Sunday, February 6, 2011

Now this is my kind of Super Bowl story

I’ll go to a Super Bowl party (which is sometimes where I learn who’s playing). I’ll eat some Super Bowl chips. I’ll applaud when there’s a Super Bowl touchdown. (It doesn’t matter which team.) But all of that’s just to join the spirit. I’m not a spectator sports fan.

And yet today, The Wall Street Journal has succeeded in making me care about the Super Bowl.

In “Found at Last: A Tape of the First Super Bowl,” by David Roth and Jared Diamond, a fascinating and perplexing reality is revealed: neither CBS nor NBC, which jointly aired the first Super Bowl, saved a taped copy.

For years, fans, film producers, and The Paley Center for Media in New York have searched for a copy—without luck. Relatively recently, a single tape of this historic game did surface. (Watched by millions, recorded by one.) It’s not complete, and given the technology available in 1967, it’s not without quality flaws, plus the WSJ article floats the possibility (however unlikely) that it’s a fake, but it’s all we’ve (currently) got.

Strange as it may at first seem, this story reminds me of Bill Finger, uncredited co-creator, original writer, and visual architect of Batman.

When Finger died in 1974, he left behind few known photographs and even fewer known interviews. He co-created a character known worldwide yet his own character, for most intents, was a mystery upon his death. In researching my upcoming book about him, I talked to literally hundreds of people—and in doing so, rooted out the first “new” Finger photos in decades.

It shouldn’t have taken that much effort.
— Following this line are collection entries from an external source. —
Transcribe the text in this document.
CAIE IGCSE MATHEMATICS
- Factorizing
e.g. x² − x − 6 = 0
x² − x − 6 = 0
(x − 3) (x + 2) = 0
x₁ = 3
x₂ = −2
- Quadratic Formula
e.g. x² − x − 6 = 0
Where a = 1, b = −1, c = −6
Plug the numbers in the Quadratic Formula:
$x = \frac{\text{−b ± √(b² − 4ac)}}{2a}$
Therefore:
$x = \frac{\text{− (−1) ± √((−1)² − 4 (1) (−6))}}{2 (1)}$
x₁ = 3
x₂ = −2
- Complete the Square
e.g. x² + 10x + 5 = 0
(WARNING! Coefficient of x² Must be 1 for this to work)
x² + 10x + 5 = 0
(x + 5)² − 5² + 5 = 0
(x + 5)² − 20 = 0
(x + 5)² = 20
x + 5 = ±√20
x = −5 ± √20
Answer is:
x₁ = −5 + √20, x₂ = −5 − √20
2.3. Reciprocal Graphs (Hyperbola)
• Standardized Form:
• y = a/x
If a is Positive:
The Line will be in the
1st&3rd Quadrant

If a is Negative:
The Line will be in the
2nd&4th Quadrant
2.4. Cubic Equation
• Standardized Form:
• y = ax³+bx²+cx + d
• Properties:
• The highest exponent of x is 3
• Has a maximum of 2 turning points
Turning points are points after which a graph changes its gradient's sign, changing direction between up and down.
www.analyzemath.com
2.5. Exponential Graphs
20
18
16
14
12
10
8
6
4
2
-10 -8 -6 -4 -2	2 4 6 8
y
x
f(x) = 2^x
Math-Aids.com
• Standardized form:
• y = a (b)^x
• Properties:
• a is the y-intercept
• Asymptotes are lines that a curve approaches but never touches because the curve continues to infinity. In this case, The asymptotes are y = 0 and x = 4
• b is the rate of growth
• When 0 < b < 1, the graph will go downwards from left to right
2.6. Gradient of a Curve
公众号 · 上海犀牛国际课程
This is Batman we’re talking about. And the Super Bowl.

You’d think that these two stratospheric-profile facets of American culture would have been meticulously documented, preserved, archived in plain sight. With no gaps.

While it may be hard to believe that a person of Finger’s accomplishment didn’t leave more of a trace, it’s virtually impossible to believe that it’s only now when a copy of the first Super Bowl has been found. Again, it was shown on two networks.

When director Don Argott began shooting what became his critically-acclaimed 2009 documentary The Art of the Steal, about Albert C. Barnes and his practically priceless art collection, there was no known footage of Barnes, who’d died in 1951. Argott was prepared to make do with only still photographs.

Yet while making his film, film of Barnes happened to turn up…under a bed. What fortuitous timing (imagine if it’d been found just after the film was completed?) and what a fortunate find in general.

Stories like these about the Bowl, Batman, and Barnes make me mad with wonder. What other pop culture relics are still out there, oddly lost and yet to be discovered?

2 comments:

Delmo said...

I saw that documentary-fascinating.

Shouldn't the line "He created a character known worldwide..." read "He co-created..."? I know you and many others want Mr.Finger to get a richly deserved co-creator credit for Batman but, let's not suddenly throw out Bob Kane.

Marc Tyler Nobleman said...

Thanks for commenting, Delmo. That was an oversight that I've now fixed; you probably noticed I did originally include the "co" in the previous paragraph.

However, as I know you know, Kane's credit is contractual, not actual. I do feel that if either man is entitled to a sole "creator" credit, it'd be Finger. The most Kane contributed to the mythos is the name, and even that is disputed; Finger also gives Kane credit for Two-Face.

Finger, meanwhile, unquestionably crafted the iconic look, the atmospheric tone, and the groundbreaking origin.

Still, I'd settle for crediting both men.